Penambahan alat kesehatan 2016-2017

·         Alat kemoterapi untuk melayani pasien kanker

·         Alat endoskopi untuk pemeriksa saluran pencernaan, audio metri untuk pemeriksaan ketulisan pada orang dewasa

·         Oto Acoustic Emision (OAE) untuk pemeriksaan ketulisan pada bayi

·         Gen Expert dapat melayani pasien pasien TBC yang sudah resisten terhadap obat tertentu

·         CD4 untuk pemeriksaan HIV dan Aids

·         Alat mikrobiologi yang berfungsi untuk pemeriksaan kuman

·         CT-Scan hasil diagnosa lebih akurat dan sangat cepat dengan radiasi lebih rendah

·         Alat laser mata

·         Alat pemecah batu ginjal (dalam proses)

·         Endourologi untuk pemecah batu ginjal pada saluran kemih

·         Phaco Elmusifikasi untuk operasi katarak dengan alat laser

Penambahan poliklinik 2016-2018

·         Konsultan HT (hidung tenggorokan dan ginjal)

·         Bedah Digestif dan Onkologi (Tumor)

·         Diabetes Melitus (kencing manis)

·         Urologi (saluran kemih dangenital)

·         Ortopedi (cedera akut,kronis, dan trauma)
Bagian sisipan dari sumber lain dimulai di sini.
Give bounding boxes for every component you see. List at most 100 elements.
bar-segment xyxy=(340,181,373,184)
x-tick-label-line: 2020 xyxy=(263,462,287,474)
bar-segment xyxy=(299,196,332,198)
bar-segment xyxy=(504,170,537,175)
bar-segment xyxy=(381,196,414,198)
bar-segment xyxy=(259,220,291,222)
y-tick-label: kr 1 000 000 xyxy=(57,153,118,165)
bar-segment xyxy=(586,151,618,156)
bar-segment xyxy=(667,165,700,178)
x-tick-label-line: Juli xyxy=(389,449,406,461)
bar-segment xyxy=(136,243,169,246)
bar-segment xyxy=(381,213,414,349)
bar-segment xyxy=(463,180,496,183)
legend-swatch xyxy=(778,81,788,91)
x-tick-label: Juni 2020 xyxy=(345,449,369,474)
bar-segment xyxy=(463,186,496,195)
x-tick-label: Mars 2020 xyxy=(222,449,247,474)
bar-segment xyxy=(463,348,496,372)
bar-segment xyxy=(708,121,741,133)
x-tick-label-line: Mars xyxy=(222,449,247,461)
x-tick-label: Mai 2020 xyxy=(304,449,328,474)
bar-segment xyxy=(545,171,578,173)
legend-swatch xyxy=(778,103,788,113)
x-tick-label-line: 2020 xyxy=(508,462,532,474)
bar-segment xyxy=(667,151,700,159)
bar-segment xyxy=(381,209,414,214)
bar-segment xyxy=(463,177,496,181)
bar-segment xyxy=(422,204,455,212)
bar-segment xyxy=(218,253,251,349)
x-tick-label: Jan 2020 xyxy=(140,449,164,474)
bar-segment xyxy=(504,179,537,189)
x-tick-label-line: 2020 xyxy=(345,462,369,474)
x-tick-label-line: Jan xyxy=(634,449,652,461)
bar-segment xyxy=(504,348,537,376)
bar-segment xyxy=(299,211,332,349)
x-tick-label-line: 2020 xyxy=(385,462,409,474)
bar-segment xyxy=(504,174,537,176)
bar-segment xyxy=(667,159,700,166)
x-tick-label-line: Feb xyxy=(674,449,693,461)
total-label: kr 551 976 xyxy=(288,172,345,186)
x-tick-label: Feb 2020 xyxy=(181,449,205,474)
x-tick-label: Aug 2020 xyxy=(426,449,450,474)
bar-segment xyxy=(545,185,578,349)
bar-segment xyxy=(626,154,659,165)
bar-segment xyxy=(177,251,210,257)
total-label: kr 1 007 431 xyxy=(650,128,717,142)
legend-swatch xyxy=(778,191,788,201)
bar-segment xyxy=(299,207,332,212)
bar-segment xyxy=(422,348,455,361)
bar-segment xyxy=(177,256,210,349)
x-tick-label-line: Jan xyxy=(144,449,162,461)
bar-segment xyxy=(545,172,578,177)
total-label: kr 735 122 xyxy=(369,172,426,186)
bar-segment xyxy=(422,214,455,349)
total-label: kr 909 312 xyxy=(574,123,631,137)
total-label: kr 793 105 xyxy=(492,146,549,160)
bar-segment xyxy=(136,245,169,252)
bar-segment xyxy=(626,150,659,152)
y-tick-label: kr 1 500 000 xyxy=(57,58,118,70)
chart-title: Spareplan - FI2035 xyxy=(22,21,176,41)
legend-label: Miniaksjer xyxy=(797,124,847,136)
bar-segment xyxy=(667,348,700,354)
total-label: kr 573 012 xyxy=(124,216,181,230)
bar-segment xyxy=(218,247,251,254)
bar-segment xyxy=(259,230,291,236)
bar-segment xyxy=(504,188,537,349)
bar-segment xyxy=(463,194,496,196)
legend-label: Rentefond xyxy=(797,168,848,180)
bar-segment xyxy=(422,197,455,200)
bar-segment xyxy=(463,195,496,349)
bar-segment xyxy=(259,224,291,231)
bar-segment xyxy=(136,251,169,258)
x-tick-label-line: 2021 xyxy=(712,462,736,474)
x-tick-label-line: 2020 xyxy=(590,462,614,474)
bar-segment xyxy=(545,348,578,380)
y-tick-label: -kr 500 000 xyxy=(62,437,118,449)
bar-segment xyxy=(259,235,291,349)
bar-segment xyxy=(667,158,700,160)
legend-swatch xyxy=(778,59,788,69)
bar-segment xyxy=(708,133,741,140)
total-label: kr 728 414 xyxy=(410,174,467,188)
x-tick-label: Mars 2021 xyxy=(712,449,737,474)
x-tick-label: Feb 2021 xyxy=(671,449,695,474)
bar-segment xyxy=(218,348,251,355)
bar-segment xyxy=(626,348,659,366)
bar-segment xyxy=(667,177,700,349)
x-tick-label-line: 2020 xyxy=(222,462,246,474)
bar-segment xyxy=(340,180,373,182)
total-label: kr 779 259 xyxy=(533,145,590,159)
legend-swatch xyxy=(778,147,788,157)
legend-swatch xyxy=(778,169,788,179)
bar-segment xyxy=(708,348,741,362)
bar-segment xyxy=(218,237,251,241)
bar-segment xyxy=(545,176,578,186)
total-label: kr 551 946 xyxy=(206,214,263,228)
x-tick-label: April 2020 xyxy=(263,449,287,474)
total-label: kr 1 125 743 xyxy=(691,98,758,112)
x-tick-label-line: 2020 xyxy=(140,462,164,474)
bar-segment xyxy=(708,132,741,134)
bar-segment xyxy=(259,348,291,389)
·         VCT dan CTS (layanan konseling dan testing dan perawatan, dan dukungan dan  pengobatan)

·         Poli Geriatri (Fisiologis)

·         Recovery Room (Pemulihan pasien pasca operasi)

·         Perawat pencegah dan pengendali infeksi (IPCN)

·         Pelayanan Keluarga Berencana Rumah Sakit (PKBRS)

·         Jantung

Penambahan dokter specialis 2016-2018

·         Specialis Bedah 1 orang

·         Konsultan Bedah Onkologi !orang

·         Specialis obgin (kehamilan dan persalinan) 1orang

·         Specialis anestesi (pembiusan) 1 orang

·         Specialis anak 1 orang

·         Specialis penyakit dalam 2 orang

·         Specialis gigi 1 orang

·         Kedokteran jantung dan pembuluh darah 1 orang

·         Specialis bedah mulut 1orang

·          Dokter umum 2 orang

·         Dokter kontrak 7 orang

·         Dokter magang 11 orang

Penambahan gedung dan ruangan 2016-2018

·         Gedung laboratorium patologi klinik

·         Gedung IGD

·         Gedung Farmasi

·         Gedung Hemolialisa

·         Gedung Rawat inap kelas II

·         Kafetaria 8 unit

·         Kantin 18 unit

·         Atm Center

·         Peluasan Gedung utama

·         Sedangkan untuk rehab, gedung utama, ruang paru, dan ruang operasi.